What’s becoming nearly as unsettling is that at this point in the show Misty – Misty! – is looking very much like the only survivor who still has anything resembling a moral compass. She calls Jeff to tell him where Shauna is and what happened – something that her husband had no idea about it – and asks him if he can tell her where she was when Lottie died. Showing what might for her be considered tact, she stops short of telling him what she told Shauna. When she learns how bad things are for Van she tries to be a caregiver, only to be stopped by Tai who demands they go to palliative care. Then she watches in horror as Tai tries to prepare herself to kill a dying man in an effort to keep Van alive. Misty is horrified (which is something) and gets Tai out of there before she can be caught.

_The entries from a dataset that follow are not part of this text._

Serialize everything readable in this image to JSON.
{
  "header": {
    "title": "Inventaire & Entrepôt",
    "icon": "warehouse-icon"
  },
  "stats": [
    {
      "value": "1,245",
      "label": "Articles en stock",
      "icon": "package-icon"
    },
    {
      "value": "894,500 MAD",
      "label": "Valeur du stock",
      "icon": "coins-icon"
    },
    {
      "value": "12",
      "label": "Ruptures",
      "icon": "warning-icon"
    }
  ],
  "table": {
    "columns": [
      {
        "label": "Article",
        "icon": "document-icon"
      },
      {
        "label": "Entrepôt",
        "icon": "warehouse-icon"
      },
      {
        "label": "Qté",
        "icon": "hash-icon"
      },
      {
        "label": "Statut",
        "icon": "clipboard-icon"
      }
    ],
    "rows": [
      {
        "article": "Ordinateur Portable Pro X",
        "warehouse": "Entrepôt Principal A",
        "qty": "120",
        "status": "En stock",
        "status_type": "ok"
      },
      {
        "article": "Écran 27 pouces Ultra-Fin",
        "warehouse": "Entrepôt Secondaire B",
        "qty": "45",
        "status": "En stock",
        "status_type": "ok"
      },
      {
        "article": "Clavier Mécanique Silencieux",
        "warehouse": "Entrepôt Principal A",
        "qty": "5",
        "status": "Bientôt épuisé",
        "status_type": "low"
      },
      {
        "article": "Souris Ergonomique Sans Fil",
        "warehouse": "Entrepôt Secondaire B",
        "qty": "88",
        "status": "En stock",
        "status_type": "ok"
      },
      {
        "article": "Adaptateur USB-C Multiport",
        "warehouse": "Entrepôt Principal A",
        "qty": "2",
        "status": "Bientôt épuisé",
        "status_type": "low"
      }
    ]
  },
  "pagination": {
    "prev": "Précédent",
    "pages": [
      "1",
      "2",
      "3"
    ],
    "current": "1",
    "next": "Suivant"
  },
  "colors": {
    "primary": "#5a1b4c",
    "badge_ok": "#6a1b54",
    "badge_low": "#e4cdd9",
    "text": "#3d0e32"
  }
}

It’s pretty clear that she couldn’t do it for long and one wonders what she’ll think if she finds out what ‘Tai’ did in the aftermath.

At this point in Season 3 the writers are reversing our expectations of everyone we thought we knew about those who came back and that is especially true for Misty. We’re not sure what she will do in the past but her actions in the present now seem to be less of a person who is a spy and busybody and more of a woman who is, in her twisted way, trying to atone for her actions. It’s not clear yet if she’s accepted her role in Natalie’s death but it seems to becoming obvious that she is realizing that the people she’s been trying to protect all this time not only don’t appreciate her but may not be worthy of her protection. It’s still unclear at this point if Misty ever believed in the Wilderness the same way that many of the others did but she clearly took Coach Scott’s death very harshly. That may be one of the reasons why Natalie came to her in Season 1 rather than Tai or Shauna even though both were more outwardly respectable. She remembered the break in the past and she knew how dangerous both of them might be.

And at the climax in the present Shauna finally reveals to all of us how dangerous she is. In the most horrific act she’s done that can’t be excused she leaps on Miri,  bites a piece out of her, and demands she eat it. “You really are crazy,” Miri says. At this point, the only one who might still be able to deny it is Shauna herself.